Ele estudou história da arte em Courtauld e recebeu seu doutorado em 1984.

O Courtauld é uma das maiores instituições do mundo para o estudo da história da arte e da conservação; no entanto, tendo se formado em uma era de cortes no orçamento do ensino superior sob o governo da primeira-ministra Margaret Thatcher, ele teve dificuldades para encontrar um emprego acadêmico. Passou o primeiro ano entregando carros para clientes ricos antes de conseguir trabalho como professor.

“Passei um ano da minha vida sem pensar em nada”, disse ele ao The Brooklyn Rail. “Só dirigindo os Volvos da fábrica, da garagem, até seus novos donos. Foi um nirvana abençoado de irreflexão.”

O sucesso de seu livro sobre Expressionismo Abstrato o tornou cada vez mais requisitado como curador e crítico, e ele acabou abandonando o ensino. Fundou sua própria empresa, a Art Exploration Consultancy, em 1999.

Embora fosse mais conhecido por seu trabalho sobre os titãs do expressionismo abstrato, o Dr. Anfam também defendeu artistas mais contemporâneos; ao longo dos anos, escreveu catálogos e foi curador de exposições sobre Jonas Burgert, Philippe Vandenberg (1952–2009) e Anish Kapoor. E se sentiu atraído por pintores de séculos anteriores.

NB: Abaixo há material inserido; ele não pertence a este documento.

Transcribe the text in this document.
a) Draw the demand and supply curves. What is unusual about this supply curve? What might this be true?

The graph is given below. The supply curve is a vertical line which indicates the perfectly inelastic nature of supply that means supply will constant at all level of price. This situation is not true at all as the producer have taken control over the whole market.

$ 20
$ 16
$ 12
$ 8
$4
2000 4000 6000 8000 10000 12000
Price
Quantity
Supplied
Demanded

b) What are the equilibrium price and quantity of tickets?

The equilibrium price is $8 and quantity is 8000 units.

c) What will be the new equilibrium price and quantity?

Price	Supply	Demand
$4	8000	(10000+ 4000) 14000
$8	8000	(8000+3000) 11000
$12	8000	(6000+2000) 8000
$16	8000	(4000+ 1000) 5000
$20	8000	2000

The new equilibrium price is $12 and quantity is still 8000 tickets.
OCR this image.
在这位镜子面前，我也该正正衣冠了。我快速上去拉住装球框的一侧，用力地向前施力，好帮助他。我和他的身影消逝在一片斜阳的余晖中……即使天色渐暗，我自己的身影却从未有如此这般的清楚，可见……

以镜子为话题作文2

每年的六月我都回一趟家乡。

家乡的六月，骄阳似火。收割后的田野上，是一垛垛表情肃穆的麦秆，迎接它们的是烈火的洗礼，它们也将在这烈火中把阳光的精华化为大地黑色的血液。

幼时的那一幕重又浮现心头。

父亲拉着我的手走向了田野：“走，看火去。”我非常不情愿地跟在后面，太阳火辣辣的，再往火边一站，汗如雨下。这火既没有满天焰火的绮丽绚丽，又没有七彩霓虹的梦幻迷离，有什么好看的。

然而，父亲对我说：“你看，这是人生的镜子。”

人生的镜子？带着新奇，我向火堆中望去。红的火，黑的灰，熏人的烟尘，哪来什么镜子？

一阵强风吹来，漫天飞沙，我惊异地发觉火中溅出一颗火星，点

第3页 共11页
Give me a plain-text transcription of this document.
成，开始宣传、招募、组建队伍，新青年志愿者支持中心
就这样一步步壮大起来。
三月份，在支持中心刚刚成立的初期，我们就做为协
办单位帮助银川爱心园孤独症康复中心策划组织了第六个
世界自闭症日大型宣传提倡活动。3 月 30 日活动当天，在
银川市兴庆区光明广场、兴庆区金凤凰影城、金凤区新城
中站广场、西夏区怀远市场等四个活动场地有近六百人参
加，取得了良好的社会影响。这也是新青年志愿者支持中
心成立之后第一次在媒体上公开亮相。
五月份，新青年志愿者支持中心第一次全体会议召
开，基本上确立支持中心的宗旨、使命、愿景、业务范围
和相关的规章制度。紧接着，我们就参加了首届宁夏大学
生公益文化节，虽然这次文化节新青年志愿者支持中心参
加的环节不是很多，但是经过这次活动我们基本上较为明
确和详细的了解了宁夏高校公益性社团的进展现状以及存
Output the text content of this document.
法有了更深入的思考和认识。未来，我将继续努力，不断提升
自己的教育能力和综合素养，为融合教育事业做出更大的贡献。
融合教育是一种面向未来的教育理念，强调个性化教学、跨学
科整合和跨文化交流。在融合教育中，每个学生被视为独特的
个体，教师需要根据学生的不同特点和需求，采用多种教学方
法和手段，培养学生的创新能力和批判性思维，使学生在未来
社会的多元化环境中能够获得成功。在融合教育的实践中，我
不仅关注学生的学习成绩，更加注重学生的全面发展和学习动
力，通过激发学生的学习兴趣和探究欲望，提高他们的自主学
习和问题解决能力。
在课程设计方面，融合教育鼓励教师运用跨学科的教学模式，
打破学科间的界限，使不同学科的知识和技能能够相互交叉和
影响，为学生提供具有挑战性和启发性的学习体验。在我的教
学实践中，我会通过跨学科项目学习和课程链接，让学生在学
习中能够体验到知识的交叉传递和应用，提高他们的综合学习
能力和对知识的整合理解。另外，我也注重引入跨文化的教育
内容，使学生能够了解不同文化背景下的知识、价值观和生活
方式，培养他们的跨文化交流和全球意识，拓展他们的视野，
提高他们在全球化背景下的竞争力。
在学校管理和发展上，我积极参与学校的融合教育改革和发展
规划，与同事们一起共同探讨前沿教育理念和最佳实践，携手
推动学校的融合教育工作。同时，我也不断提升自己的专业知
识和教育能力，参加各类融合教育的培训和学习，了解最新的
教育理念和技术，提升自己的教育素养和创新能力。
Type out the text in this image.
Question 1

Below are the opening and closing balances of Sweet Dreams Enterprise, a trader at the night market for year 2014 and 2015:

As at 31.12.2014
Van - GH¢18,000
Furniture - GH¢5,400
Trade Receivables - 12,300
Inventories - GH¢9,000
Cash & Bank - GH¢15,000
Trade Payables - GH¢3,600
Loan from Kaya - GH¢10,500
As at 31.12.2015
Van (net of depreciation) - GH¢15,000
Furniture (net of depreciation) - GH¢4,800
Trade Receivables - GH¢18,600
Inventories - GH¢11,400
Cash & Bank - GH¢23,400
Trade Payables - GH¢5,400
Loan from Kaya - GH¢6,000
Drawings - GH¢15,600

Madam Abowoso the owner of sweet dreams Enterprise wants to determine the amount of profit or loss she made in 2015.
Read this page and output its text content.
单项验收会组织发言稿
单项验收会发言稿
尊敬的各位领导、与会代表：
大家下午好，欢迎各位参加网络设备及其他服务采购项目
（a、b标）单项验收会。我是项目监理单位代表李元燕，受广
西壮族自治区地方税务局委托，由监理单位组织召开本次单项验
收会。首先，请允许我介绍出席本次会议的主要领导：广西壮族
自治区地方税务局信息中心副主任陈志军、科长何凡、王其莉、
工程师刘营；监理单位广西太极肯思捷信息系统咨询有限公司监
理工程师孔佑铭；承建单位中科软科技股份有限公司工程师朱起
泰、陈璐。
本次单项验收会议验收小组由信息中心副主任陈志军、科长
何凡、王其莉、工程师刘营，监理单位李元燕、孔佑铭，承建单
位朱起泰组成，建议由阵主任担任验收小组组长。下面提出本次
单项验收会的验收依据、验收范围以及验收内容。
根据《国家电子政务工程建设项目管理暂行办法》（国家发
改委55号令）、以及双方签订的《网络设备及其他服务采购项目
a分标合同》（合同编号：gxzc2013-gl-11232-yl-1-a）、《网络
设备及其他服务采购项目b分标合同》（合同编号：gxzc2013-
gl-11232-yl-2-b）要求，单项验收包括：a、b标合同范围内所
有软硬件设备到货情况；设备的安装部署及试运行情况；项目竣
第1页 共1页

“Estou começando a me cansar da abstração”, disse ele em uma entrevista de 2018 para o site do Prêmio Ashurst para Artistas Emergentes, do qual foi jurado. “No Rijksmuseum, em Amsterdã, no dia de Natal, me deparei com uma natureza-morta de pêssegos do pintor do século XVII Adriaen Coorte, que examinei com atenção por quase quinze minutos. Anos atrás, eu provavelmente nunca teria reparado.”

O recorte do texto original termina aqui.